Spot instances are originally a type of AWS EC2 instance that allows you to request spare compute capacity from AWS at a discounted price, but can be interrupted if that compute is needed elsewhere. On-demand instances are a type of AWS EC2 instance that allows you to pay for compute capacity by the hour with no long-term commitments. The key difference are the price and the availability of these instances.
RunPod instances are similar. Spot instances can be interrupted without notice, while on-demand instances are non-interruptible. Why would you ever choose a spot instance then, you ask? Well, spot instances are usually much cheaper (50%) than their on-demand counterparts. As of this writing, a spot A6000 instance on RunPod costs $0.232/gpu/hour while an on-demand instance costs $0.491/gpu/hour. This discount does, however, come with some risks as your workload can be abruptly stopped.
Spot instances are great for workloads that are stateless or have built-in checkpointing.
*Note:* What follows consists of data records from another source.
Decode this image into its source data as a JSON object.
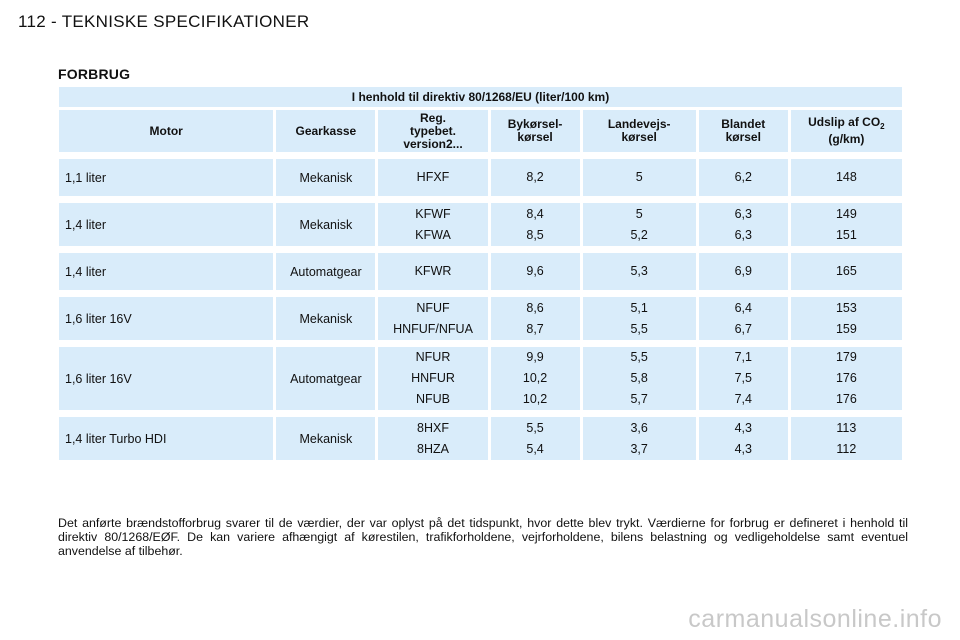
{
  "page": {
    "title": "112 - TEKNISKE SPECIFIKATIONER",
    "section_title": "FORBRUG"
  },
  "table": {
    "caption": "I henhold til direktiv 80/1268/EU (liter/100 km)",
    "headers": {
      "motor": "Motor",
      "gearkasse": "Gearkasse",
      "reg": "Reg.\ntypebet.\nversion2...",
      "bykorsel": "Bykørsel-\nkørsel",
      "landevejs": "Landevejs-\nkørsel",
      "blandet": "Blandet\nkørsel",
      "udslip": "Udslip af CO",
      "udslip_sub": "2",
      "udslip_unit": "(g/km)"
    },
    "rows": [
      {
        "motor": "1,1 liter",
        "gear": "Mekanisk",
        "versions": [
          {
            "reg": "HFXF",
            "by": "8,2",
            "land": "5",
            "blandet": "6,2",
            "co2": "148"
          }
        ]
      },
      {
        "motor": "1,4 liter",
        "gear": "Mekanisk",
        "versions": [
          {
            "reg": "KFWF",
            "by": "8,4",
            "land": "5",
            "blandet": "6,3",
            "co2": "149"
          },
          {
            "reg": "KFWA",
            "by": "8,5",
            "land": "5,2",
            "blandet": "6,3",
            "co2": "151"
          }
        ]
      },
      {
        "motor": "1,4 liter",
        "gear": "Automatgear",
        "versions": [
          {
            "reg": "KFWR",
            "by": "9,6",
            "land": "5,3",
            "blandet": "6,9",
            "co2": "165"
          }
        ]
      },
      {
        "motor": "1,6 liter 16V",
        "gear": "Mekanisk",
        "versions": [
          {
            "reg": "NFUF",
            "by": "8,6",
            "land": "5,1",
            "blandet": "6,4",
            "co2": "153"
          },
          {
            "reg": "HNFUF/NFUA",
            "by": "8,7",
            "land": "5,5",
            "blandet": "6,7",
            "co2": "159"
          }
        ]
      },
      {
        "motor": "1,6 liter 16V",
        "gear": "Automatgear",
        "versions": [
          {
            "reg": "NFUR",
            "by": "9,9",
            "land": "5,5",
            "blandet": "7,1",
            "co2": "179"
          },
          {
            "reg": "HNFUR",
            "by": "10,2",
            "land": "5,8",
            "blandet": "7,5",
            "co2": "176"
          },
          {
            "reg": "NFUB",
            "by": "10,2",
            "land": "5,7",
            "blandet": "7,4",
            "co2": "176"
          }
        ]
      },
      {
        "motor": "1,4 liter Turbo HDI",
        "gear": "Mekanisk",
        "versions": [
          {
            "reg": "8HXF",
            "by": "5,5",
            "land": "3,6",
            "blandet": "4,3",
            "co2": "113"
          },
          {
            "reg": "8HZA",
            "by": "5,4",
            "land": "3,7",
            "blandet": "4,3",
            "co2": "112"
          }
        ]
      }
    ]
  },
  "footnote": "Det anførte brændstofforbrug svarer til de værdier, der var oplyst på det tidspunkt, hvor dette blev trykt. Værdierne for forbrug er defineret i henhold til direktiv 80/1268/EØF. De kan variere afhængigt af kørestilen, trafikforholdene, vejrforholdene, bilens belastning og vedligeholdelse samt eventuel anvendelse af tilbehør.",
  "watermark": "carmanualsonline.info"
}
For example, if you run a training algorithm that can automatically checkpoint to persistent volume storage and maybe also upload to cloud every once in a while, that may be a good candidate for using a spot instance. If it get's interrupted, you can resume from your latest checkpoint. This strategy allows you to get your training done for much cheaper, but it may take you longer to complete your training in real time.
On-demand instances are better for interactive workloads or cases where time is of the essence. No one wants to be interrupted in the middle of their flow if you're experimenting in a Jupyter notebook!
To summarize, use spot instances when things are well automated, or when the workload just isn't that important and you can take a gamble. Use on-demand instances if you need the guarantee that your work won't be stopped.